Stablecoins hingegen erfüllen den ursprünglichen Versprechen: schnelle, günstige, grenzüberschreitende Zahlungen. Santos verweist darauf, dass bereits heute über 90 Prozent aller umlaufenden Stablecoins auf den US-Dollar lauten – und dass die US-Regierung diesen Trend bewusst toleriere, weil er die globale Dollarnachfrage stärkt. Unternehmen wie Tether (USDT) und Circle (USDC) hätten dabei eine regulatorische Nische gefunden, solange ihre Coins vollständig durch Reserven gedeckt sind.
Bewertung von Krypto-Netzwerken: Gebühren statt Narrativ
Als ehemaliger Investment-Banker bewertet Santos Blockchain-Protokolle nach finanzanalytischen Kriterien – ein Ansatz, der ihn in der Krypto-Community gelegentlich als Außenseiter dastehen lässt.
Sein zentrales Argument: Langfristig steigert Nutzbarkeit den Wert, nicht Knappheit allein. Bei einem Rohstoff wie Gold funktioniert das Knappheitsprinzip. Bei Netzwerken wie Ethereum jedoch seien gesunkene Transaktionsgebühren – heute Centbeträge statt früher 7 bis 50 US-Dollar – ein zweischneidiges Schwert: gut für die Nutzer, schlecht für die Bewertungsgrundlage des Netzwerks selbst.
Santos nennt konkrete Zahlen:
- Ethereums Gebühren sind seit 2021 um 80–90 Prozent zurückgegangen
- Die Marktkapitalisierung liegt dennoch bei rund 300 Milliarden US-Dollar
- Das implizierte Kurs-Gewinn-Verhältnis liegt damit beim etwa 400-Fachen – für ihn schwer begründbar
- Attraktiver findet er Protokolle, die konstant hohe Gebühren generieren und dennoch zum 4- bis 15-Fachen des Cashflows gehandelt werden
- Plattformen wie Hyperliquid oder Prognosemärkte sieht er als strukturell interessanter an
Gleichzeitig betont er: Zwei Dinge könnten gleichzeitig wahr sein – manche Krypto-Projekte seien massiv überbewertet, andere deutlich unterbewertet. Die eigentliche Frage sei, wie man sie seriös unterscheidet.

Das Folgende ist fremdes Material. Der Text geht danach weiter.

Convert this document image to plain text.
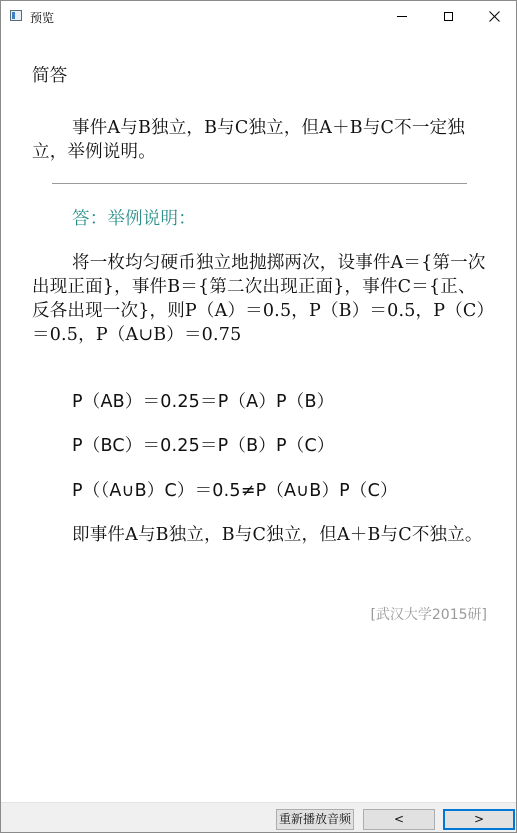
预览

简答

事件A与B独立，B与C独立，但A＋B与C不一定独立，举例说明。

答：举例说明：

将一枚均匀硬币独立地抛掷两次，设事件A＝{第一次出现正面}，事件B＝{第二次出现正面}，事件C＝{正、反各出现一次}，则P（A）＝0.5，P（B）＝0.5，P（C）＝0.5，P（A∪B）＝0.75

P（AB）＝0.25＝P（A）P（B）

P（BC）＝0.25＝P（B）P（C）

P（（A∪B）C）＝0.5≠P（A∪B）P（C）

即事件A与B独立，B与C独立，但A＋B与C不独立。

[武汉大学2015研]
重新播放音频	<	>
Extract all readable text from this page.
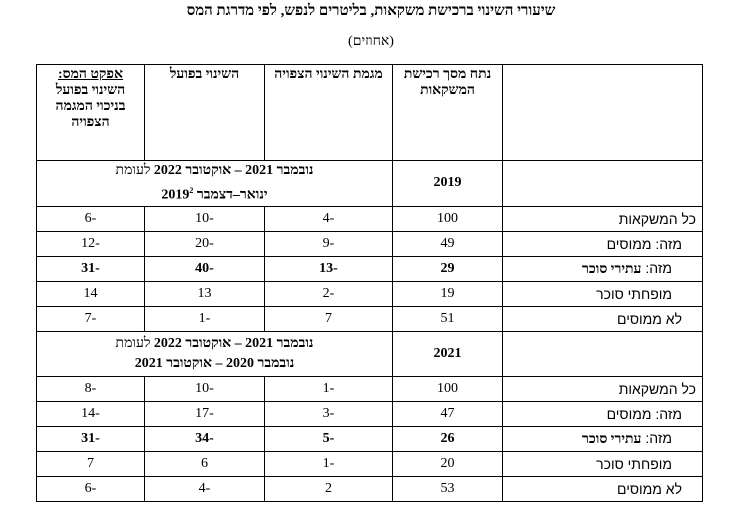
שיעורי השינוי ברכישת משקאות, בליטרים לנפש, לפי מדרגת המס
(אחוזים)
	נתח מסך רכישת המשקאות	מגמת השינוי הצפויה	השינוי בפועל	אפקט המס:
השינוי בפועל בניכוי המגמה הצפויה
	2019	נובמבר 2021 – אוקטובר 2022 לעומת
ינואר–דצמבר 2019$^2$
כל המשקאות	100	-4	-10	-6
מזה: ממוסים	49	-9	-20	-12
מזה: עתירי סוכר	29	-13	-40	-31
מופחתי סוכר	19	-2	13	14
לא ממוסים	51	7	-1	-7
	2021	נובמבר 2021 – אוקטובר 2022 לעומת
נובמבר 2020 – אוקטובר 2021		
כל המשקאות	100	-1	-10	-8
מזה: ממוסים	47	-3	-17	-14
מזה: עתירי סוכר	26	-5	-34	-31
מופחתי סוכר	20	-1	6	7
לא ממוסים	53	2	-4	-6
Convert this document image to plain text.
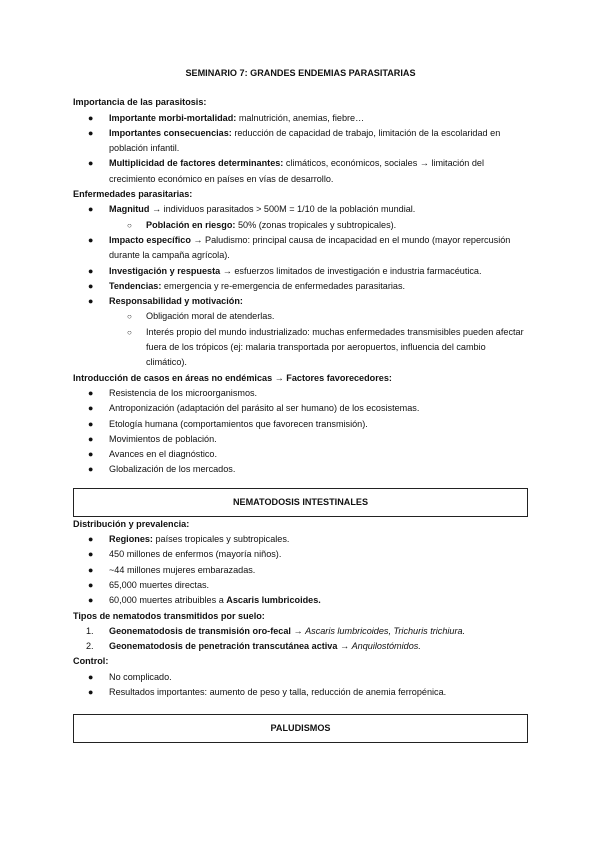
SEMINARIO 7: GRANDES ENDEMIAS PARASITARIAS
Importancia de las parasitosis:
● Importante morbi-mortalidad: malnutrición, anemias, fiebre…
● Importantes consecuencias: reducción de capacidad de trabajo, limitación de la escolaridad en población infantil.
● Multiplicidad de factores determinantes: climáticos, económicos, sociales → limitación del crecimiento económico en países en vías de desarrollo.
Enfermedades parasitarias:
● Magnitud → individuos parasitados > 500M = 1/10 de la población mundial.
○ Población en riesgo: 50% (zonas tropicales y subtropicales).
● Impacto específico → Paludismo: principal causa de incapacidad en el mundo (mayor repercusión durante la campaña agrícola).
● Investigación y respuesta → esfuerzos limitados de investigación e industria farmacéutica.
● Tendencias: emergencia y re-emergencia de enfermedades parasitarias.
● Responsabilidad y motivación:
○ Obligación moral de atenderlas.
○ Interés propio del mundo industrializado: muchas enfermedades transmisibles pueden afectar fuera de los trópicos (ej: malaria transportada por aeropuertos, influencia del cambio climático).
Introducción de casos en áreas no endémicas → Factores favorecedores:
● Resistencia de los microorganismos.
● Antroponización (adaptación del parásito al ser humano) de los ecosistemas.
● Etología humana (comportamientos que favorecen transmisión).
● Movimientos de población.
● Avances en el diagnóstico.
● Globalización de los mercados.
NEMATODOSIS INTESTINALES
Distribución y prevalencia:
● Regiones: países tropicales y subtropicales.
● 450 millones de enfermos (mayoría niños).
● ~44 millones mujeres embarazadas.
● 65,000 muertes directas.
● 60,000 muertes atribuibles a Ascaris lumbricoides.
Tipos de nematodos transmitidos por suelo:
1. Geonematodosis de transmisión oro-fecal → Ascaris lumbricoides, Trichuris trichiura.
2. Geonematodosis de penetración transcutánea activa → Anquilostómidos.
Control:
● No complicado.
● Resultados importantes: aumento de peso y talla, reducción de anemia ferropénica.
PALUDISMOS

Tokenisierung: Chancen mit klaren Grenzen
Das Thema Tokenisierung realer Vermögenswerte bewertet Santos differenziert. Grundsätzlich sieht er Potenzial: Kleinanleger erhalten Zugang zu bislang illiquiden Anlageklassen wie Gewerbeimmobilien oder Kunstwerken. Preisfindung und Handelbarkeit verbessern sich.
Allerdings warnt er vor überzogenen Erwartungen. Physische Vermögenswerte auf einer Blockchain abzubilden erfordere funktionierende Rechtssysteme, Beglaubigungsinfrastrukturen und verlässliche Preise – Voraussetzungen, die in vielen Märkten schlicht fehlen. „Nicht alles sollte tokenisiert werden”, sagt Santos und verweist auf den Ökonomen Hernando de Soto: Eigentums- und Landrechte sind das Fundament, ohne das Tokenisierung ins Leere läuft.
Digital-native Vermögenswerte – also Objekte, die originär auf der Blockchain existieren – ließen sich dagegen einfacher und sinnvoller tokenisieren. Finanzanwendungen wie tokenisierte Aktien oder 24/7-Märkte sieht er als vielversprechendste Anwendungsfälle.
KI als Kraftmultiplikator für kleine Teams
Neben Krypto beschäftigt Santos zunehmend die Integration von KI-Agenten in Unternehmensprozesse. Mit einem vierköpfigen Team bei Inversion erledigt er nach eigener Aussage Aufgaben, für die er ohne KI 20 Mitarbeiter bräuchte. Die Technologie sei kein Job-Vernichter per se, sondern vor allem ein Hebel für Unternehmen, die an Kapazitätsgrenzen stoßen.
Sein Investmentfokus bei Inversion richtet sich deshalb auf Unternehmen, bei denen Technologie orthogonal wirkt – also das bestehende Geschäft verbessert, statt es zu ersetzen. Branchen wie Buchhaltung, Gesundheitswesen oder wissensintensive Dienstleistungen hält er für besonders geeignet.
Langfristig skizziert Santos eine Welt, in der das Verhältnis von KI-Agenten und Robotern zu Menschen bei zehn zu eins liegen könnte. Ob das zu mehr Überfluss und Freizeit führt oder primär Ungleichheit verstärkt, lässt er bewusst offen – und benennt es als die wichtigste gesellschaftliche Frage der nächsten zwanzig Jahre.